彼時,已經十一點,畢然準備洗了澡去睡覺,手機震了一下。

她便放下睡衣,拿起手機看了眼微信,重新盤腿在書桌前坐下,下巴抵在毛絨法鬥上,回覆起了消息。

薛榅:多少錢?

畢然:?

薛榅:朋友圈。

畢然以為他是問她作為雇主出多少錢,她想了一下自己的經濟情況,試探性地回覆:200元/天。

薛榅:太便宜。

畢然咬咬牙加價:300,不能再多了!

三秒後——

薛榅向你轉賬600元。

薛榅:雇兩天。

畢然:?

薛榅:我有個朋友。

畢然心虛地發了條語音:“你這個朋友不會是你自己吧?”

空蕩蕩的客廳裏只開了盞壁燈。橘黃色的燈光投射在水晶吊燈上,如繁星點點,朦朧搖曳,她的聲音縈繞在空蕩蕩的房間裏。

像是一艘漂泊的船,突然看見了江中漁火,來時有數,去時有路。

薛榅勾了勾唇,反問:“你這個朋友是你自己?”

他的聲音慵懶至極,又帶有點點笑意。像是遍布空曠之間,突然升起的裊裊炊煙,叫人分不清虛幻還是現實。

畢然此地無銀,“我這麽有魅力,我需要雇假的?我跟你說只要我勾勾小手指,那保準有成群結隊的小夥子上趕著當我男朋友。這種好事還能輪得到你朋友?”

想了想,她又道:“我朋友漲價了,一天600!”

薛榅:坐地起價?

畢然又發了條語音給他:“告訴你朋友,剛才那是買方市場,現在是賣方市場了。他想雇我朋友,就得這個價。”

薛榅回了兩個字:有理。

然後,又給她轉了600元。

畢然:這麽快?不要問問你朋友麽?

薛榅輕笑了一聲:“小錢而已。”

畢然回條語音,“我朋友說了,就喜歡和你朋友這種爽快的朋友交朋友。周六,你朋友陪我朋友回家,周日、周一或者日子再議吧,我朋友陪你朋友回家。”
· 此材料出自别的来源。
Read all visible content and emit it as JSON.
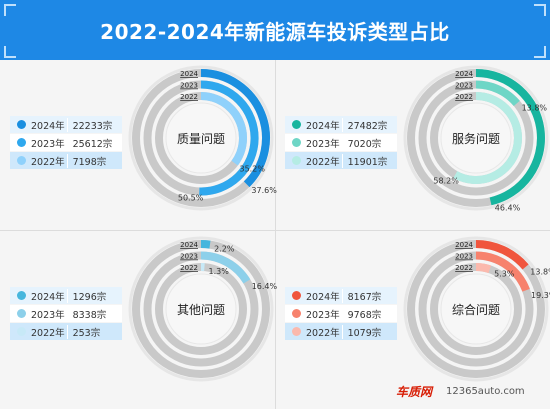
{
  "title": "2022-2024年新能源车投诉类型占比",
  "footer": {
    "logo": "车质网",
    "url": "12365auto.com"
  },
  "chart_data": [
    {
      "type": "pie",
      "center_label": "质量问题",
      "ring_labels": [
        "2024",
        "2023",
        "2022"
      ],
      "legend": [
        {
          "year": "2024年",
          "value": "22233宗"
        },
        {
          "year": "2023年",
          "value": "25612宗"
        },
        {
          "year": "2022年",
          "value": "7198宗"
        }
      ],
      "colors": [
        "#1a8fe0",
        "#2fa8ee",
        "#8fd1fb"
      ],
      "series": [
        {
          "year": "2024",
          "count": 22233,
          "percent": 37.6,
          "label": "37.6%"
        },
        {
          "year": "2023",
          "count": 25612,
          "percent": 50.5,
          "label": "50.5%"
        },
        {
          "year": "2022",
          "count": 7198,
          "percent": 35.2,
          "label": "35.2%"
        }
      ]
    },
    {
      "type": "pie",
      "center_label": "服务问题",
      "ring_labels": [
        "2024",
        "2023",
        "2022"
      ],
      "legend": [
        {
          "year": "2024年",
          "value": "27482宗"
        },
        {
          "year": "2023年",
          "value": "7020宗"
        },
        {
          "year": "2022年",
          "value": "11901宗"
        }
      ],
      "colors": [
        "#17b59f",
        "#6ed6c6",
        "#b5ece4"
      ],
      "series": [
        {
          "year": "2024",
          "count": 27482,
          "percent": 46.4,
          "label": "46.4%"
        },
        {
          "year": "2023",
          "count": 7020,
          "percent": 13.8,
          "label": "13.8%"
        },
        {
          "year": "2022",
          "count": 11901,
          "percent": 58.2,
          "label": "58.2%"
        }
      ]
    },
    {
      "type": "pie",
      "center_label": "其他问题",
      "ring_labels": [
        "2024",
        "2023",
        "2022"
      ],
      "legend": [
        {
          "year": "2024年",
          "value": "1296宗"
        },
        {
          "year": "2023年",
          "value": "8338宗"
        },
        {
          "year": "2022年",
          "value": "253宗"
        }
      ],
      "colors": [
        "#46b6dd",
        "#8dd0ea",
        "#c7e9f7"
      ],
      "series": [
        {
          "year": "2024",
          "count": 1296,
          "percent": 2.2,
          "label": "2.2%"
        },
        {
          "year": "2023",
          "count": 8338,
          "percent": 16.4,
          "label": "16.4%"
        },
        {
          "year": "2022",
          "count": 253,
          "percent": 1.3,
          "label": "1.3%"
        }
      ]
    },
    {
      "type": "pie",
      "center_label": "综合问题",
      "ring_labels": [
        "2024",
        "2023",
        "2022"
      ],
      "legend": [
        {
          "year": "2024年",
          "value": "8167宗"
        },
        {
          "year": "2023年",
          "value": "9768宗"
        },
        {
          "year": "2022年",
          "value": "1079宗"
        }
      ],
      "colors": [
        "#f0553d",
        "#f7826d",
        "#fbb9ad"
      ],
      "series": [
        {
          "year": "2024",
          "count": 8167,
          "percent": 13.8,
          "label": "13.8%"
        },
        {
          "year": "2023",
          "count": 9768,
          "percent": 19.3,
          "label": "19.3%"
        },
        {
          "year": "2022",
          "count": 1079,
          "percent": 5.3,
          "label": "5.3%"
        }
      ]
    }
  ]
}
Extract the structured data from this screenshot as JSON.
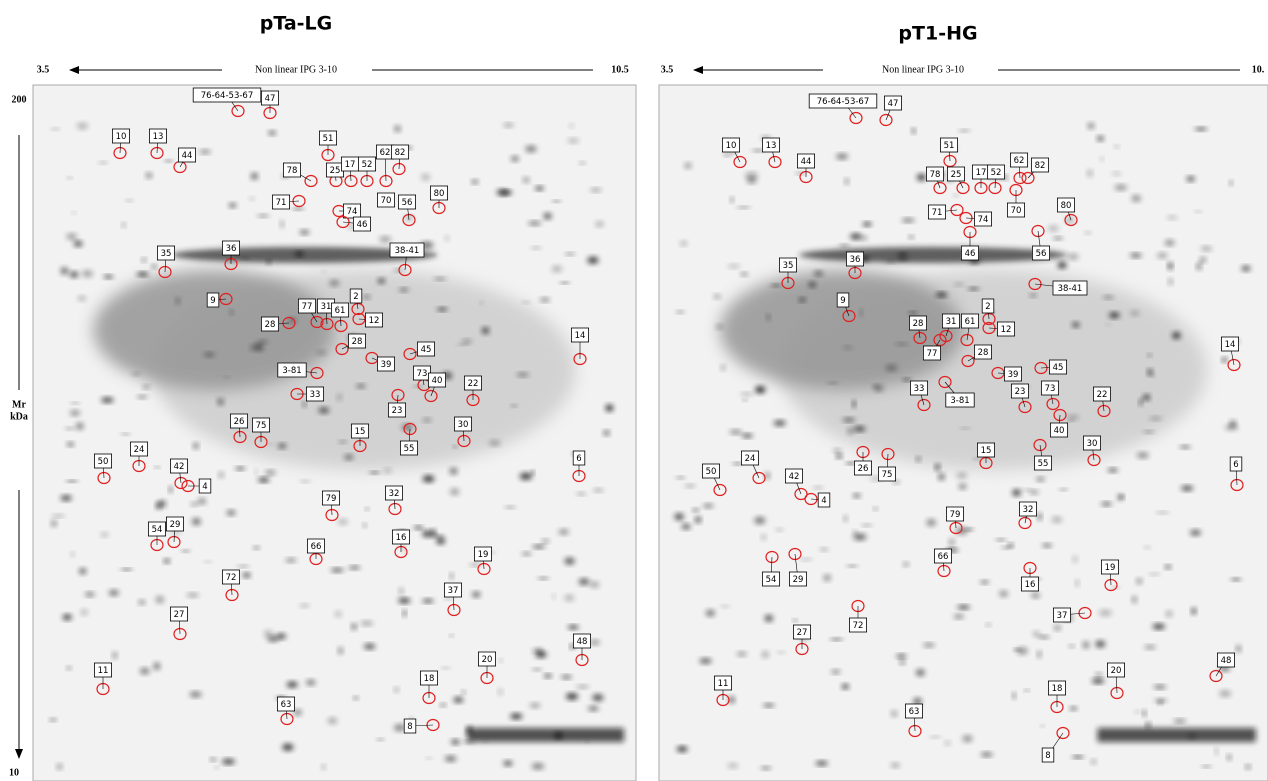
{
  "panels": [
    {
      "title": "pTa-LG",
      "ph_start": "3.5",
      "axis_label": "Non linear IPG 3-10",
      "ph_end": "10.5",
      "spots": [
        "76-64-53-67",
        "47",
        "10",
        "13",
        "44",
        "51",
        "78",
        "25",
        "17",
        "52",
        "62",
        "82",
        "70",
        "80",
        "71",
        "74",
        "46",
        "56",
        "35",
        "36",
        "38-41",
        "9",
        "2",
        "77",
        "31",
        "61",
        "12",
        "28",
        "28",
        "14",
        "45",
        "39",
        "3-81",
        "73",
        "40",
        "22",
        "33",
        "23",
        "26",
        "75",
        "15",
        "55",
        "30",
        "24",
        "50",
        "42",
        "4",
        "6",
        "79",
        "32",
        "54",
        "29",
        "16",
        "66",
        "19",
        "72",
        "37",
        "27",
        "48",
        "11",
        "20",
        "18",
        "63",
        "8"
      ]
    },
    {
      "title": "pT1-HG",
      "ph_start": "3.5",
      "axis_label": "Non linear IPG 3-10",
      "ph_end": "10.",
      "spots": [
        "76-64-53-67",
        "47",
        "10",
        "13",
        "44",
        "51",
        "78",
        "25",
        "17",
        "52",
        "62",
        "82",
        "70",
        "80",
        "71",
        "74",
        "46",
        "56",
        "36",
        "35",
        "38-41",
        "9",
        "2",
        "12",
        "28",
        "31",
        "61",
        "77",
        "28",
        "39",
        "45",
        "14",
        "33",
        "3-81",
        "73",
        "23",
        "22",
        "40",
        "15",
        "30",
        "55",
        "26",
        "75",
        "24",
        "50",
        "42",
        "4",
        "6",
        "79",
        "32",
        "54",
        "29",
        "66",
        "16",
        "19",
        "37",
        "72",
        "27",
        "48",
        "11",
        "20",
        "18",
        "63",
        "8"
      ]
    }
  ],
  "mr_axis": {
    "top": "200",
    "label": "Mr",
    "unit": "kDa",
    "bottom": "10"
  }
}
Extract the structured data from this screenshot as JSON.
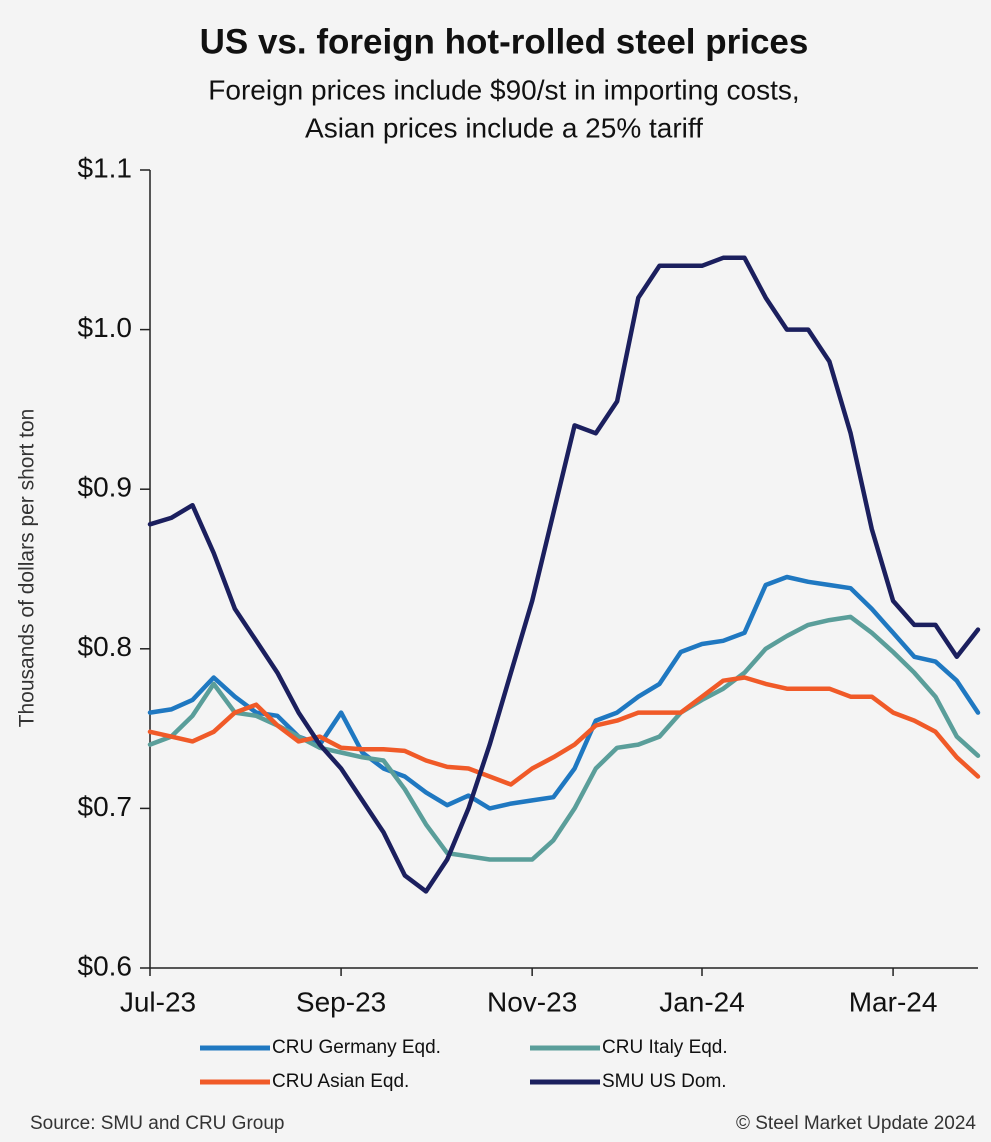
{
  "chart_data": {
    "type": "line",
    "title": "US vs. foreign hot-rolled steel prices",
    "subtitle": [
      "Foreign prices include $90/st in importing costs,",
      "Asian prices include a 25% tariff"
    ],
    "y_label": "Thousands of dollars per short ton",
    "source": "Source: SMU and CRU Group",
    "copyright": "© Steel Market Update 2024",
    "categories": [
      "Jul-23",
      null,
      null,
      null,
      null,
      null,
      null,
      null,
      null,
      "Sep-23",
      null,
      null,
      null,
      null,
      null,
      null,
      null,
      null,
      "Nov-23",
      null,
      null,
      null,
      null,
      null,
      null,
      null,
      "Jan-24",
      null,
      null,
      null,
      null,
      null,
      null,
      null,
      null,
      "Mar-24",
      null,
      null,
      null,
      null
    ],
    "ylim": [
      0.6,
      1.1
    ],
    "yticks": [
      {
        "value": 0.6,
        "label": "$0.6"
      },
      {
        "value": 0.7,
        "label": "$0.7"
      },
      {
        "value": 0.8,
        "label": "$0.8"
      },
      {
        "value": 0.9,
        "label": "$0.9"
      },
      {
        "value": 1.0,
        "label": "$1.0"
      },
      {
        "value": 1.1,
        "label": "$1.1"
      }
    ],
    "series": [
      {
        "name": "CRU Germany Eqd.",
        "color": "#1f78c1",
        "values": [
          0.76,
          0.762,
          0.768,
          0.782,
          0.77,
          0.76,
          0.758,
          0.745,
          0.74,
          0.76,
          0.735,
          0.725,
          0.72,
          0.71,
          0.702,
          0.708,
          0.7,
          0.703,
          0.705,
          0.707,
          0.725,
          0.755,
          0.76,
          0.77,
          0.778,
          0.798,
          0.803,
          0.805,
          0.81,
          0.84,
          0.845,
          0.842,
          0.84,
          0.838,
          0.825,
          0.81,
          0.795,
          0.792,
          0.78,
          0.76
        ]
      },
      {
        "name": "CRU Italy Eqd.",
        "color": "#5a9e9a",
        "values": [
          0.74,
          0.745,
          0.758,
          0.778,
          0.76,
          0.758,
          0.752,
          0.745,
          0.738,
          0.735,
          0.732,
          0.73,
          0.712,
          0.69,
          0.672,
          0.67,
          0.668,
          0.668,
          0.668,
          0.68,
          0.7,
          0.725,
          0.738,
          0.74,
          0.745,
          0.76,
          0.768,
          0.775,
          0.785,
          0.8,
          0.808,
          0.815,
          0.818,
          0.82,
          0.81,
          0.798,
          0.785,
          0.77,
          0.745,
          0.733
        ]
      },
      {
        "name": "CRU Asian Eqd.",
        "color": "#f05a28",
        "values": [
          0.748,
          0.745,
          0.742,
          0.748,
          0.76,
          0.765,
          0.752,
          0.742,
          0.745,
          0.738,
          0.737,
          0.737,
          0.736,
          0.73,
          0.726,
          0.725,
          0.72,
          0.715,
          0.725,
          0.732,
          0.74,
          0.752,
          0.755,
          0.76,
          0.76,
          0.76,
          0.77,
          0.78,
          0.782,
          0.778,
          0.775,
          0.775,
          0.775,
          0.77,
          0.77,
          0.76,
          0.755,
          0.748,
          0.732,
          0.72
        ]
      },
      {
        "name": "SMU US Dom.",
        "color": "#1b1f5e",
        "values": [
          0.878,
          0.882,
          0.89,
          0.86,
          0.825,
          0.805,
          0.785,
          0.76,
          0.74,
          0.725,
          0.705,
          0.685,
          0.658,
          0.648,
          0.668,
          0.7,
          0.74,
          0.785,
          0.83,
          0.885,
          0.94,
          0.935,
          0.955,
          1.02,
          1.04,
          1.04,
          1.04,
          1.045,
          1.045,
          1.02,
          1.0,
          1.0,
          0.98,
          0.935,
          0.875,
          0.83,
          0.815,
          0.815,
          0.795,
          0.812
        ]
      }
    ]
  }
}
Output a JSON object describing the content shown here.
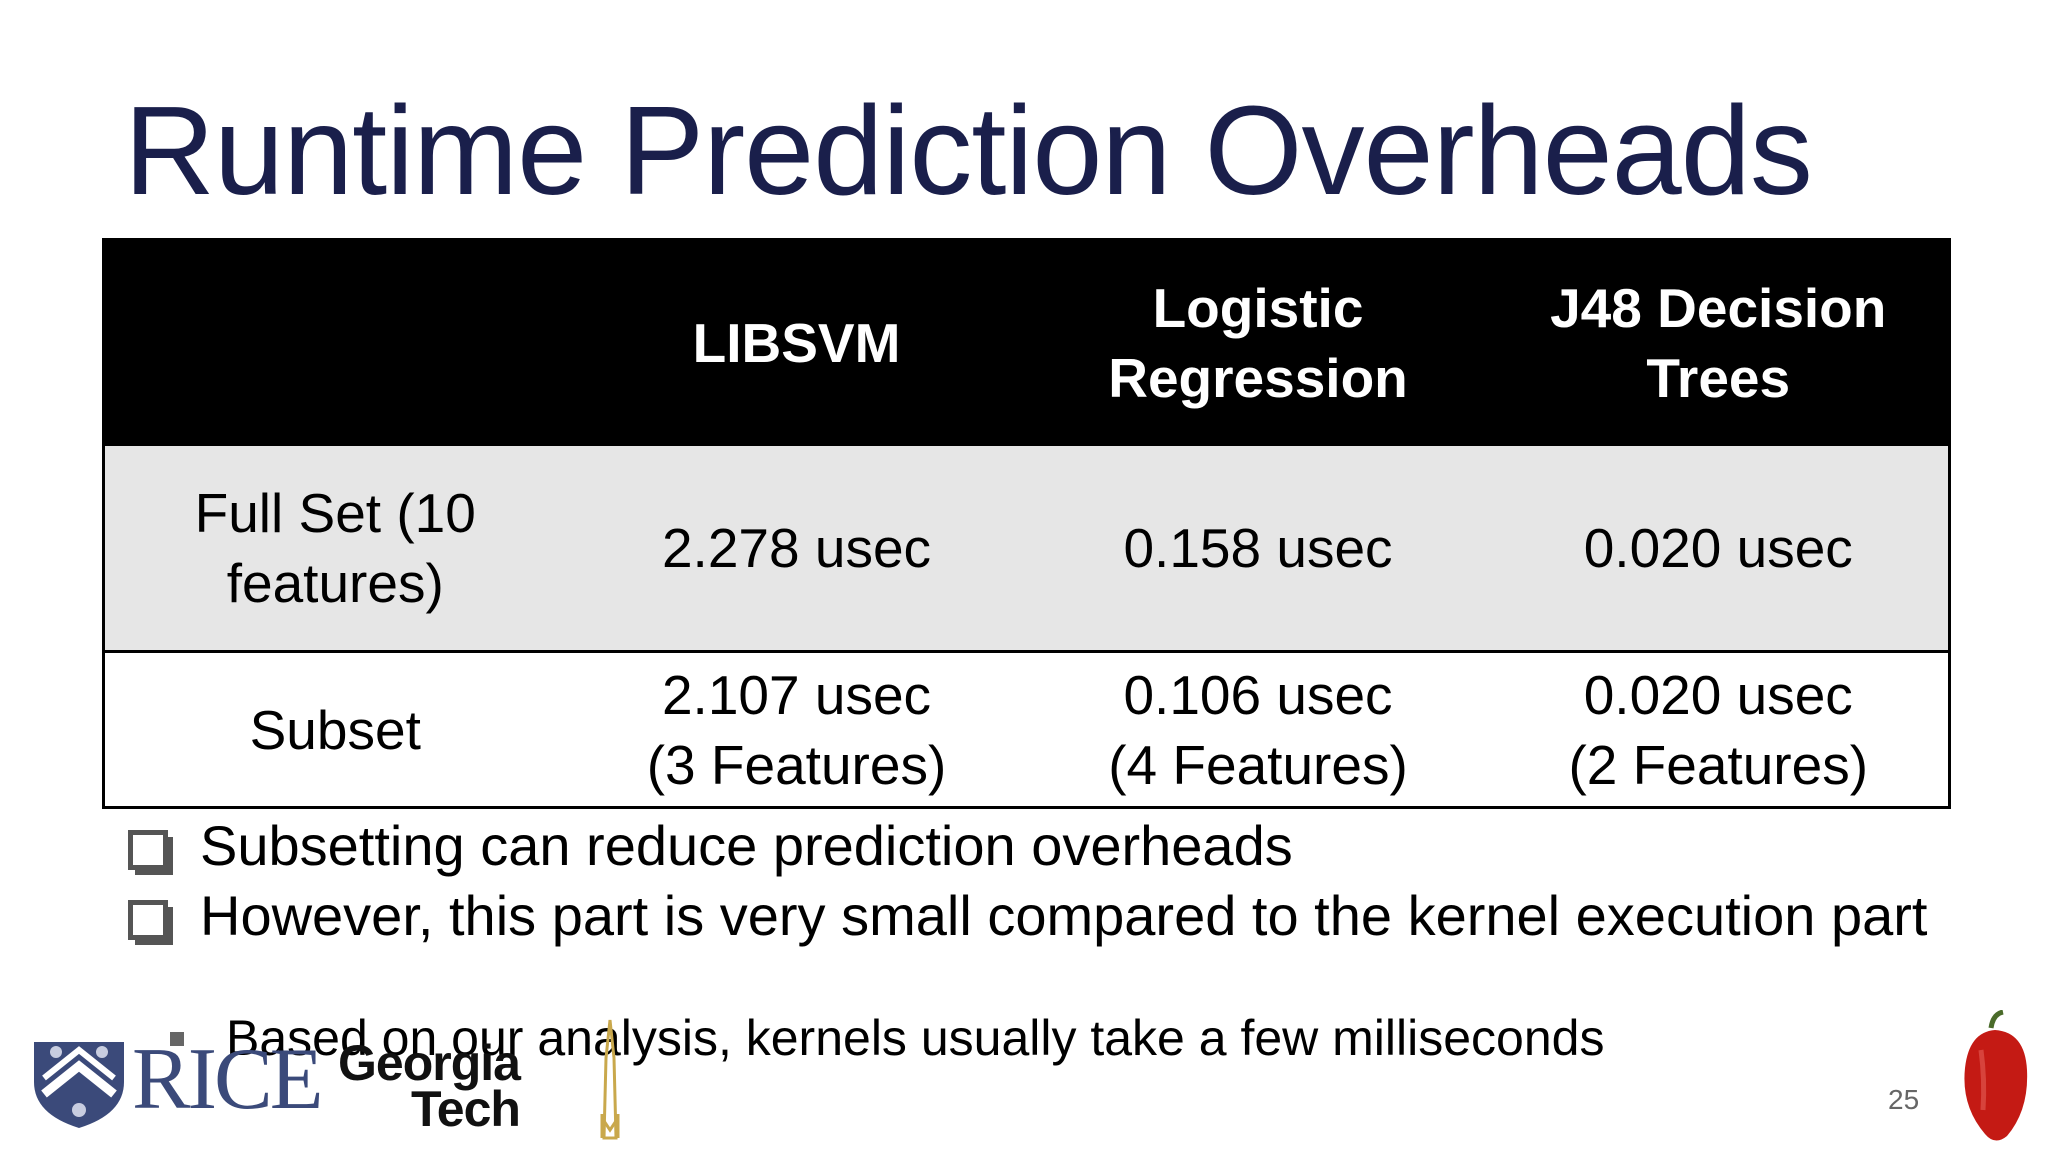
{
  "slide": {
    "title": "Runtime Prediction Overheads",
    "page_number": "25"
  },
  "table": {
    "headers": [
      "",
      "LIBSVM",
      "Logistic Regression",
      "J48 Decision Trees"
    ],
    "rows": [
      {
        "label": "Full Set (10 features)",
        "cells": [
          "2.278 usec",
          "0.158 usec",
          "0.020 usec"
        ]
      },
      {
        "label": "Subset",
        "cells": [
          {
            "value": "2.107 usec",
            "note": "(3 Features)"
          },
          {
            "value": "0.106 usec",
            "note": "(4 Features)"
          },
          {
            "value": "0.020 usec",
            "note": "(2 Features)"
          }
        ]
      }
    ]
  },
  "bullets": [
    "Subsetting can reduce prediction overheads",
    "However, this part is very small compared to the kernel execution part"
  ],
  "sub_bullets": [
    "Based on our analysis, kernels usually take a few milliseconds"
  ],
  "logos": {
    "rice": "RICE",
    "georgia_tech_line1": "Georgia",
    "georgia_tech_line2": "Tech"
  },
  "colors": {
    "title": "#1a1f4b",
    "header_bg": "#000000",
    "row_shade": "#e6e6e6",
    "rice_blue": "#3b4a7a",
    "pepper_red": "#c41a14"
  }
}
薛榅發了個“嗯”字,把手機丟在一邊。雙腿交疊在沙發上躺下,雙手交疊墊在頭下面,合眼淺眠。

畢然等了半天,沒見他再回,便抱著衣服洗澡去了。

洗完澡,又看了眼手機,他仍舊沒再發消息來。

於是,她給手機插上電源,連打了兩個哈欠,漸漸進入了夢鄉。

隔天,迎來了今年的第一場寒潮。

畢然如約去市場總監辦公室背產品,五個產品,雖然不是特別流暢,但是從薛榅辦公室出去的時候,有得到他的誇獎,“有進步。”

畢然本來已經走了,又往回退兩步,回眸一笑,桃花眼中有桃花綻放,“你是真心的嗎?”

薛榅不答,甚至不再看她。

畢然不屑,傲嬌男人。

等到她回辦公室的時候,和程雨晴在辦公室門口撞了個滿懷。

“雨晴姐,得虧你不是男的,否則你占了我這麽大一便宜,可是要對我負責的!”

程雨晴勾了勾食指,欲意輕浮,“現在也可以負責。”

畢然彈跳兩步後退,抱胸打了個叉,“我拒絕。”

程雨晴繼續勾指,“來幫忙。”

“哦。”

“下周我這邊要對【源生系列】做一個系統的培訓,你幫我把試題打出來。”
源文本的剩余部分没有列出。